Суть в том, что команда «Динамо» была ведомственной командой МВД, в силу чего почти все ее участники поселялись в соответствующем доме. Такое соседство давало нам, подросткам, неслыханные преимущества перед другими сверстниками. Во-первых, нас заставляло раздуваться от гордости само осознание того, что мы, так сказать, приближены к спортивным звездам самого высшего ранга. Во-вторых, был еще чисто бытовой аспект. Как и все мальчишки во все времена, мы мнили себя большими модниками. И если на горизонте появлялась какая-то, к примеру, музыкальная новинка, заполучить мы ее пытались любой ценой. К таким раритетам относились прежде всего джазовые американские пластинки — товар в те времена совершенно уникальный.

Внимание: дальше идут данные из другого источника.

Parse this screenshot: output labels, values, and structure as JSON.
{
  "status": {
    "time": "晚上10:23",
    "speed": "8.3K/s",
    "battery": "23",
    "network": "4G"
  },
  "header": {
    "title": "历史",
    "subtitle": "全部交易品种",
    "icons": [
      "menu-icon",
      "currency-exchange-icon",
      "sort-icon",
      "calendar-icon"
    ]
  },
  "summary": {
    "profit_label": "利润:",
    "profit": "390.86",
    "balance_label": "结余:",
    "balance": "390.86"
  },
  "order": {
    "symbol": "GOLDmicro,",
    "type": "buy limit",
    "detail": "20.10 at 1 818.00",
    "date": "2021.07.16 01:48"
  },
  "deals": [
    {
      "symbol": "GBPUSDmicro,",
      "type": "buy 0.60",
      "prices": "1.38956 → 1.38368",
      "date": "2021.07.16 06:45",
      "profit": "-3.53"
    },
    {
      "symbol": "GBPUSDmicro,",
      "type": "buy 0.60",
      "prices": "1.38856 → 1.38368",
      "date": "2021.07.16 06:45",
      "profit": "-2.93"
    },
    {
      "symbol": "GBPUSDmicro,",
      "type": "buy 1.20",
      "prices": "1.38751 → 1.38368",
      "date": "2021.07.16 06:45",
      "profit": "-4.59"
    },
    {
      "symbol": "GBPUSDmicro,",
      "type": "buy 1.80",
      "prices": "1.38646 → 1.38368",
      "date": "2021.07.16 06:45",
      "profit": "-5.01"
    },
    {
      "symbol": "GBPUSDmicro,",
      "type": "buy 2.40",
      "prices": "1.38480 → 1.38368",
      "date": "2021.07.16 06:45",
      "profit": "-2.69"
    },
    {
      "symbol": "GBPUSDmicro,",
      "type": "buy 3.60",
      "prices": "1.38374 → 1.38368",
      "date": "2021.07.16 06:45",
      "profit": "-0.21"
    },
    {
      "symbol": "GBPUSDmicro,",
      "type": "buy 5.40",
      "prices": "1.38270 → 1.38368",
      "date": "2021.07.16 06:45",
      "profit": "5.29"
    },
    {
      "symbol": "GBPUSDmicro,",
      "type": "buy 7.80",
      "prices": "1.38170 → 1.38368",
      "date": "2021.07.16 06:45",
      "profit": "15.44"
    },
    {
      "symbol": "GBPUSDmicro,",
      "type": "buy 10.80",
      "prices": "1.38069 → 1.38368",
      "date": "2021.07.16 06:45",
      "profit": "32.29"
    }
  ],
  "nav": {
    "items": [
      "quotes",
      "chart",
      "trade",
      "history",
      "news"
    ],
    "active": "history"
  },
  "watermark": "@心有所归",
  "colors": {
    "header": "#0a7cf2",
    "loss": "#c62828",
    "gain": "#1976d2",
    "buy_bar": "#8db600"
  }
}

Так вот, дядя Валя Кузин, как мы его называли, привозил из-за рубежа эти самые пластинки, благодаря которым мы и приобщались ко всем тонкостям буги-вуги и только-только появившегося рок-н-ролла. Дядя Валя охотно давал нам их прослушивать, и не просто на каком-нибудь патефоне, а через адаптер на настоящей радиоле, какая находилась на квартире у моего приятеля-соседа Сашки. Радиола давала такую большую мощность, что мы ставили ее на подоконник, распахивали окно и оглашали весь наш двор «импортными» воплями типа «Во Стамбуле, Константинополе». А незабвенная, пронзающая сердце мелодия «Бэсамэ, бэсамэ мучо»?

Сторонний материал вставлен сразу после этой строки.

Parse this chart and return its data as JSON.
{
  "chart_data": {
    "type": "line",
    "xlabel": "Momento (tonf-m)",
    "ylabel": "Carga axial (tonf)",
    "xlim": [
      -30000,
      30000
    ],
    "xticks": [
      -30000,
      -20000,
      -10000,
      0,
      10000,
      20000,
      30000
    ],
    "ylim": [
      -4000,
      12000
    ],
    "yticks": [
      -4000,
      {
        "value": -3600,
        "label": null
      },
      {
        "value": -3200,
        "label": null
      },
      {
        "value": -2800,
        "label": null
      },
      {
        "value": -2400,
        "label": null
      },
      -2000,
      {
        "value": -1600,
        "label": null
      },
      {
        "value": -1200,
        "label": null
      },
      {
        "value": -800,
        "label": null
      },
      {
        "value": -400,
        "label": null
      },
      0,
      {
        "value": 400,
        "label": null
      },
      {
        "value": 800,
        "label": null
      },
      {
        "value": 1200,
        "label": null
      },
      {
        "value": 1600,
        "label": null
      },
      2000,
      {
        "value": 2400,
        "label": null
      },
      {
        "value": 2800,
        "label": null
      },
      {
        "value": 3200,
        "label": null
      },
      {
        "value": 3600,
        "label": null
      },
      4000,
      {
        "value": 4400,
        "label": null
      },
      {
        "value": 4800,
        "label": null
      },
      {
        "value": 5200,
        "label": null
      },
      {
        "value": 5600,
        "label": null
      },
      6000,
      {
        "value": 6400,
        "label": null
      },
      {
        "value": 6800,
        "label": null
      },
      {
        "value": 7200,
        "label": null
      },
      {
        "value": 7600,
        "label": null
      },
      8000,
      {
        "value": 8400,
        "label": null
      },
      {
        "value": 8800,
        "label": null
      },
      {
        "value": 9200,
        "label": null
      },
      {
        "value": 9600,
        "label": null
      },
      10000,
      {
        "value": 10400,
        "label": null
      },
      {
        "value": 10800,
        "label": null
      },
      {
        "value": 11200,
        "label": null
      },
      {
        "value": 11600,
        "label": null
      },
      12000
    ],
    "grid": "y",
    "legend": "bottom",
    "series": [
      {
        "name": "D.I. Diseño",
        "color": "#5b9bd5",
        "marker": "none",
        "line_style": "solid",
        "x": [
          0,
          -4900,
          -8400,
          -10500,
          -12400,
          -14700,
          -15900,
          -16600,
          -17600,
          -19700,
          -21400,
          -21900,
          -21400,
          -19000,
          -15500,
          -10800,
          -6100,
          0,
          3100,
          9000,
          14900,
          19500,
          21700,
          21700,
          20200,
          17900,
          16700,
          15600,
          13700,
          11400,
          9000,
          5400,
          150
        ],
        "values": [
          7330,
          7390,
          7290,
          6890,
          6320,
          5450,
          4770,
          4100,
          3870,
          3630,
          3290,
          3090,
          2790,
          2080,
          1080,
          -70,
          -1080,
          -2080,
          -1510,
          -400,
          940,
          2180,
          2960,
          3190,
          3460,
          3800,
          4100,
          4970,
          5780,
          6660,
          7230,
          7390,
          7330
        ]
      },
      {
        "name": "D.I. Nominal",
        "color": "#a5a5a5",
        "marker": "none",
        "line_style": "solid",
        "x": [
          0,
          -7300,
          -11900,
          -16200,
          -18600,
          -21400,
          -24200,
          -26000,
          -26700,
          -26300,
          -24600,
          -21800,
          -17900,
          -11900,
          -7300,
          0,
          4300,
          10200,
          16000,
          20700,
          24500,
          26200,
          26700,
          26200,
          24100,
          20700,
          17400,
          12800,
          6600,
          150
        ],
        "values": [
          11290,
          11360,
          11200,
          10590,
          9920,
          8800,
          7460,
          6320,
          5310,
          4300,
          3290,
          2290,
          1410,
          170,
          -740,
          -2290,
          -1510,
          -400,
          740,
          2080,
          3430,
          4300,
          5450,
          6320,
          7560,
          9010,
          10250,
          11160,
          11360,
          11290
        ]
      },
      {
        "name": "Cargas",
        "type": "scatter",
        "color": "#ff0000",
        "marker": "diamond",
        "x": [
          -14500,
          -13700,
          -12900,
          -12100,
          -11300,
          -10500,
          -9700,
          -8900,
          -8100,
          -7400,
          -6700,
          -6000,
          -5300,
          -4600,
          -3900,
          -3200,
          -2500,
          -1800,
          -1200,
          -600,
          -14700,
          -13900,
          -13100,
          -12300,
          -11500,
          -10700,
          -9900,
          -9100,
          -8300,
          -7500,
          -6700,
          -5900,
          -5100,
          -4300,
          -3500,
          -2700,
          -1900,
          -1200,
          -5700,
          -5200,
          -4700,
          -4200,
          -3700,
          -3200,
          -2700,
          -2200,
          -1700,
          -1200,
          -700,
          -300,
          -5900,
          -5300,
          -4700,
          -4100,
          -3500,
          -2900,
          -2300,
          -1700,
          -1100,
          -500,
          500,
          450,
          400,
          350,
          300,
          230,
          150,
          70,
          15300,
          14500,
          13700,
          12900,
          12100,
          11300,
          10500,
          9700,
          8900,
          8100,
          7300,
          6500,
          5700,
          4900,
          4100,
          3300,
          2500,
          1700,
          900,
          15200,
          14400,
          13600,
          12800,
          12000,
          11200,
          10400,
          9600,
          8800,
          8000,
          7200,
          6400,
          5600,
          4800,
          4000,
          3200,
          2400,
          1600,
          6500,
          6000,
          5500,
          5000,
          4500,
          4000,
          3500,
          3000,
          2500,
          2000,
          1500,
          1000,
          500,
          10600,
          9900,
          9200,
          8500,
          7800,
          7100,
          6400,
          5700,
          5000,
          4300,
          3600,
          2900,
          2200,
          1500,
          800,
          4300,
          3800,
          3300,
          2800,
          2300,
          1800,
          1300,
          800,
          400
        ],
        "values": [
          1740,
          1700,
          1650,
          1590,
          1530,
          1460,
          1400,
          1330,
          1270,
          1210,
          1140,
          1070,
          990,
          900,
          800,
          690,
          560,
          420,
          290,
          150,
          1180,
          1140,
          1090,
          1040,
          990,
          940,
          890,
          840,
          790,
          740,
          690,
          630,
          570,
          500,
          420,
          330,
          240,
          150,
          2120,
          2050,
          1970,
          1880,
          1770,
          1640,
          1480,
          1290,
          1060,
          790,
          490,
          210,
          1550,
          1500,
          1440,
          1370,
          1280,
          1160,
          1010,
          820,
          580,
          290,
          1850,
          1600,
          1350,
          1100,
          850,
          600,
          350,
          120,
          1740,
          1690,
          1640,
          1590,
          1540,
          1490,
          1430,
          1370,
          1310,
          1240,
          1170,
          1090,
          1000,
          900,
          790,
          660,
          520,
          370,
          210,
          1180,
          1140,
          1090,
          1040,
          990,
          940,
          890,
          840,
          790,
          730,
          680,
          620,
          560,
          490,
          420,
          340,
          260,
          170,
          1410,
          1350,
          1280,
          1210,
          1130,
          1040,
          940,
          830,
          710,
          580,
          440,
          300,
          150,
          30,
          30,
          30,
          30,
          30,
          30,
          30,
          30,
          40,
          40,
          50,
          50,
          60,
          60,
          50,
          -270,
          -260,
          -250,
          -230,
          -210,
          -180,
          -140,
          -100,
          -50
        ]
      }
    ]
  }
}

А дворик-то не маленький, двадцать три подъезда, огромное количество мальчишек… Посреди него стояли лавки, на которых мужики, что ни вечер, резались в домино. А так как в то время повсеместно гремела песня «Парень в кепке и зуб золотой», верхом дворового шика считалось иметь фиксу. Ну, золотую мы себе позволить не могли и обходились, так сказать, подручными средствами. Делалось это так. Берешь медную монетку и начинаешь стачивать ее о камень до тех пор, пока она не станет тонкой, как фольга. Потом обрезаешь у нее края и обертываешь ею зуб. Эффект — сногсшибательный! Особенно если к этому добавить кепочку-восьмиклиночку, широченные штаны и башмаки на белой микропорке.